The Hindus in Bangladesh are not treated well. India, the country whose sacrifices made the birth of Bangladesh possible is looked upon with suspicion. Why have things come to this pass? This is so because the political handling of the aftermath of 1971 war was naïve, to say the least. Indira Gandhi left her policy making to the Panch Pyare, i.e., her five advisors, who botched a historic opportunity to settle Pakistan. In Bangladesh, we put all our eggs earlier in Sheikh Mujibur Rahman’s basket. With his assassination, we lost all our bargaining power. Fortunately Mujib’s daughter Sheikh Hasina is not anti-India as Begum Khalida Zia was.

Unfortunately, foreign policy in India has hitherto been an exclusive preserve of the Nehru dynasty, with often disastrous results. It is only after 2014 that we are seeing a marked change in this regard with commensurate change in India’s stature in the world. Foreign policy calls for greater transparency and greater debate, both within Parliament as also outside in the media and think tanks.
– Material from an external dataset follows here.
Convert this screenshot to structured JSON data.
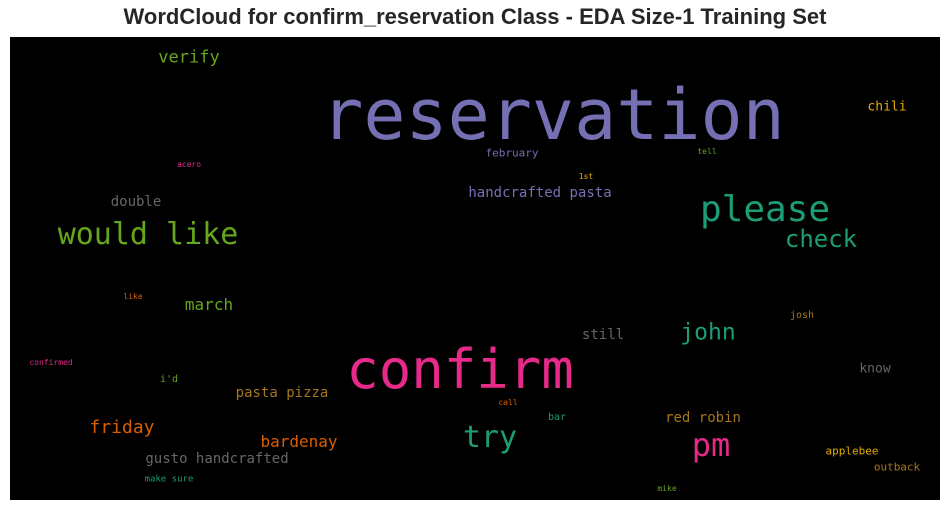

While designing foreign policy in the context of Bangladesh, I am sure as to what might follow after the current Prime Minister of Bangladesh retires. Sheikh Hasina remembers her father, how her country was liberated, and the importance of pursuing a moderate foreign policy, especially towards India. The reason for sounding this note of caution is that an Islamic country has few policy options. They have to work within the framework of what the Qur’an says. True democracy is not possible, nor is genuine socialism. When Islam was born, there were only kings and sheikhs. Times have changed since, but the scriptures have not. Therefore, when rulers run out of options, they take refuge in militarism or Islamic extremism, as did President Zia-ul-Haq of Pakistan.